Giant AVM poses a significant treatment challenge, carrying a high risk of morbidity and even mortality. In terms of treatment decision making, multimodality treatments including embolization, microsurgery, and stereotactic radiosurgery were available; however, it should be individualized.[6] In our patient, the staged embolization failed to reduce the blood flow to the AVM. Although surgical resection remains one of the most effective ways for eliminating giant AVMs, controversy exists regarding the indication.[7] Klopfenstein and Spetzler have advanced that high-grade AVMs contributing to multiple hemorrhages or progressive symptoms should be surgically excised.[8] Therapeutic goals include reducing the risk for bleeding, mass effect, and seizures.[9] Our patient suffered from 2-year history of uncontrollable frequent seizures, which subsequently halted by total resection of the lesion. Besides, in consideration of potential growth of the lesion, early intervention is essential when possible.

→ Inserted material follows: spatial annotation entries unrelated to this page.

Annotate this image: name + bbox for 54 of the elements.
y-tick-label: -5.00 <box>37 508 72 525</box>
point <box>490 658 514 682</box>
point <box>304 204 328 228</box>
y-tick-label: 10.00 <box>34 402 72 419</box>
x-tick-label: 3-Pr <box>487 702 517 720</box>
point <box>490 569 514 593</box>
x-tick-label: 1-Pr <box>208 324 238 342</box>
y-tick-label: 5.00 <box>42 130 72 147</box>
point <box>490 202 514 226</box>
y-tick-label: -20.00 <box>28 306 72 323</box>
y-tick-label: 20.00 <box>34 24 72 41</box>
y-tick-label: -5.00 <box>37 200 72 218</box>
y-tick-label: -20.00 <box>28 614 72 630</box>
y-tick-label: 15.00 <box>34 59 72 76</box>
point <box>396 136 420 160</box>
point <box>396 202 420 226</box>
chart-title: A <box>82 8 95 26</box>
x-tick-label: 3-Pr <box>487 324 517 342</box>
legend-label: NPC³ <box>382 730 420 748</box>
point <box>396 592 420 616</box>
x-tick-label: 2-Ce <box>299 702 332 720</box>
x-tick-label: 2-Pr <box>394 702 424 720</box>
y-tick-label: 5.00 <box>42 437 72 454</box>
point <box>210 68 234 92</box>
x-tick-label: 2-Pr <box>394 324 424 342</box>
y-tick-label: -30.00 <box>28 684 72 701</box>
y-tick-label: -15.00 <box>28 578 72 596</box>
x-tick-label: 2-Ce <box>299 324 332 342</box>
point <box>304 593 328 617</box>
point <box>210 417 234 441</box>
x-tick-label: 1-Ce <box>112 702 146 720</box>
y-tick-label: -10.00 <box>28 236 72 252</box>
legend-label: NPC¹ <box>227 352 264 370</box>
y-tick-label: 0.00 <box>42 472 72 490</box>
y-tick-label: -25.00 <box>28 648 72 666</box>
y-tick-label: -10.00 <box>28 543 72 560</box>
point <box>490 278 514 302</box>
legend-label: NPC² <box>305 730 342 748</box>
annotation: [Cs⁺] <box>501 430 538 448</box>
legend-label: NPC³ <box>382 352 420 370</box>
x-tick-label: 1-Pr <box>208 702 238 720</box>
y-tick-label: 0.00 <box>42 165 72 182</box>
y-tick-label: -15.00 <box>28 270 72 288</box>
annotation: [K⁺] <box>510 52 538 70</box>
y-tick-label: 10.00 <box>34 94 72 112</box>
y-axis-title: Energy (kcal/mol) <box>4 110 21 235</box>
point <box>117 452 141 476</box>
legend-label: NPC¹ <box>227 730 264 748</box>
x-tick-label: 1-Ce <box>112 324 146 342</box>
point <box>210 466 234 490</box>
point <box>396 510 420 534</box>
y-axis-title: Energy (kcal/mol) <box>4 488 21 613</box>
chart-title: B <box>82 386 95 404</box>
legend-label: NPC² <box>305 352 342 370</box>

The NPPB theory was initially described by Spetzler et al[10] in 1978 to explain the malignant edema or hemorrhage that sometimes occurred following resection of high-flow AVMs. The brain parenchyma surrounding the nidus is chronically hypoperfused; as a result, the local vessels chronically dilate and loss auto-regulatory capacity. Thus, following removal of an AVM, these chronically dilated low-resistance vessels cannot compensate for increased perfusion, and ultimately lead to hyperemia, edema, or hemorrhage.[10,11] Currently, the occurrence of NPPB is the main limiting factor for high-flow AVMs resection.[5] As usual, strict blood pressure control under normal values, especially systolic blood pressure (<140 mmHg), is recommended on the postoperative period to avoid NPPB occurrence.[5] Moreover, mannitol, steroids, barbiturate coma, and hyperventilation have also been used in treatment of NPPB.[11]

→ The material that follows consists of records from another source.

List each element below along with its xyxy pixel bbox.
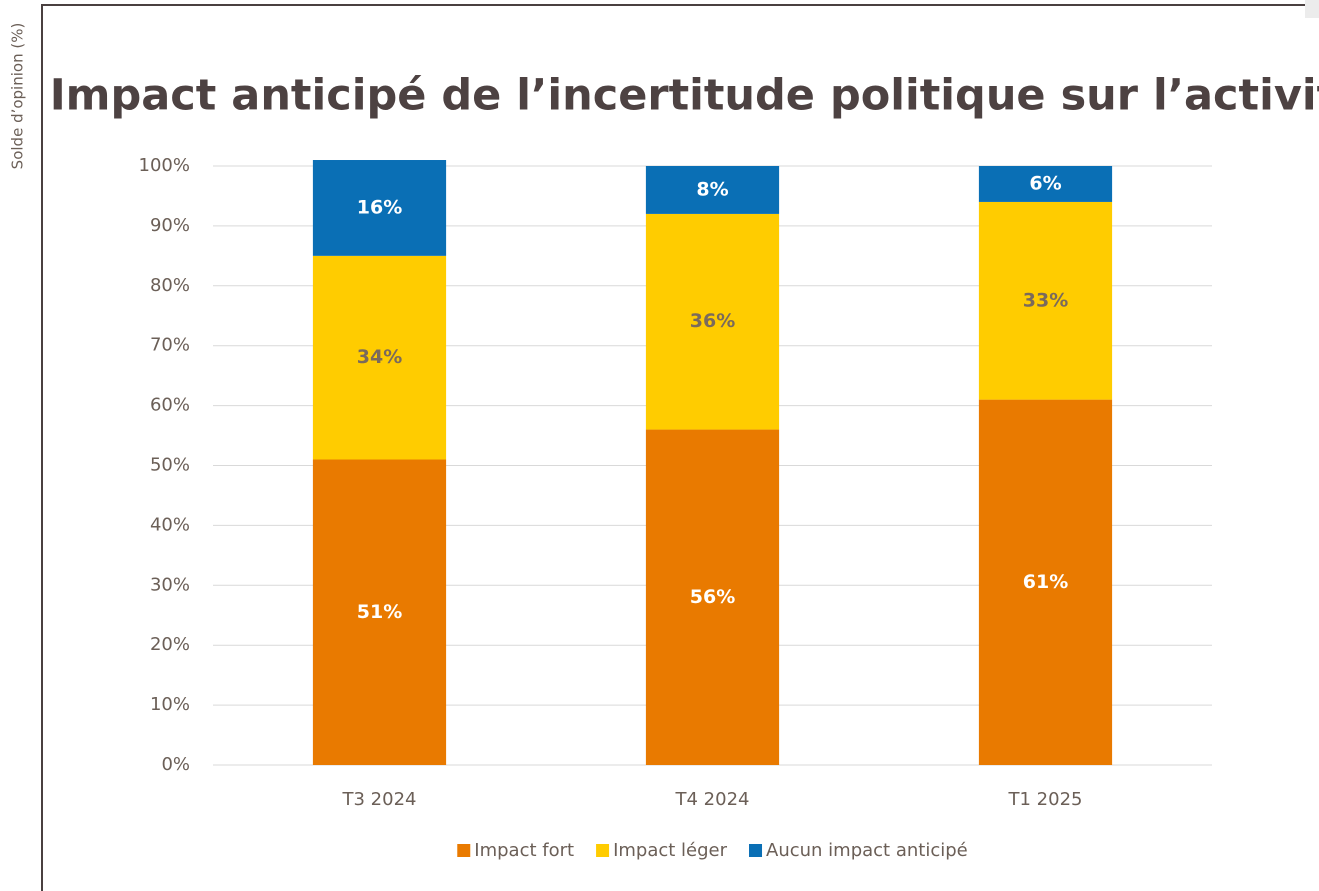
- data-label: 6%: [1029, 172, 1061, 194]
- y-tick-label: 90%: [150, 215, 190, 236]
- data-label: 16%: [357, 196, 402, 218]
- x-tick-label: T3 2024: [342, 789, 417, 810]
- chart-title: Impact anticipé de l’incertitude politiq…: [50, 71, 1319, 121]
- bar-segment: [312, 459, 447, 765]
- y-axis-label: Solde d’opinion (%): [9, 23, 27, 170]
- x-tick-label: T4 2024: [675, 789, 750, 810]
- y-tick-label: 20%: [150, 634, 190, 655]
- data-label: 61%: [1023, 571, 1068, 593]
- legend-label: Impact fort: [474, 840, 574, 861]
- data-label: 8%: [696, 178, 728, 200]
- y-tick-label: 40%: [150, 514, 190, 535]
- bar-segment: [312, 160, 447, 256]
- y-tick-label: 80%: [150, 275, 190, 296]
- bar-segment: [645, 166, 780, 214]
- data-label: 33%: [1023, 289, 1068, 311]
- y-tick-label: 0%: [161, 754, 190, 775]
- bar-segment: [978, 166, 1113, 202]
- bar-segment: [645, 213, 780, 430]
- corner-box: [1305, 0, 1319, 18]
- legend-label: Aucun impact anticipé: [766, 840, 968, 861]
- bar-segment: [645, 429, 780, 765]
- y-tick-label: 70%: [150, 335, 190, 356]
- data-label: 36%: [690, 310, 735, 332]
- data-label: 51%: [357, 601, 402, 623]
- bar-segment: [312, 255, 447, 460]
- y-tick-label: 100%: [139, 155, 190, 176]
- legend-swatch: [749, 844, 763, 857]
- y-tick-label: 50%: [150, 455, 190, 476]
- bar-segment: [978, 399, 1113, 765]
- y-tick-label: 30%: [150, 574, 190, 595]
- legend-swatch: [596, 844, 610, 857]
- x-tick-label: T1 2025: [1008, 789, 1083, 810]
- y-tick-label: 60%: [150, 395, 190, 416]
- legend-label: Impact léger: [613, 840, 728, 861]
- bar-segment: [978, 201, 1113, 400]
- frame: [41, 4, 1305, 891]
- data-label: 34%: [357, 346, 402, 368]
- data-label: 56%: [690, 586, 735, 608]
- legend-swatch: [457, 844, 471, 857]
- y-tick-label: 10%: [150, 694, 190, 715]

In our patient, the NPPB occurred during the surgical resection, and the proximal segments of left ICA and PCA had to be sacrificed via clipping. In that case, the blood flows into ipsilateral MCA and PCA through the narrow A1 segment. Consequently, the “2H” treatment (hypertension and hypervolemia) rather than accurate control of systemic blood pressure was administrated, aiming at increasing regional cerebral blood flow, and brain tissue oxygenation. It is noteworthy that there are potential dangers in using this therapy such as aggravation of brain edema and increase of intracranial pressure. Unfortunately, the left thalamic infarct occurred due to the inadequate collateral circulation from the narrow A1 segment to the PCA deep branches. Such an ischemic event might be prevented if the blood flow from the left P1 segment was preserved partially.

CONCLUSION

In conclusion, early intervention of the lesion is necessary when possible in view of its potential growth. Although challenging, microsurgical treatment is an effective way to approach such giant AVMs, and the related risks, such as NPPB, should be kept in mind. Moreover, blood pressure control should be undertaken on a case-by-case basis.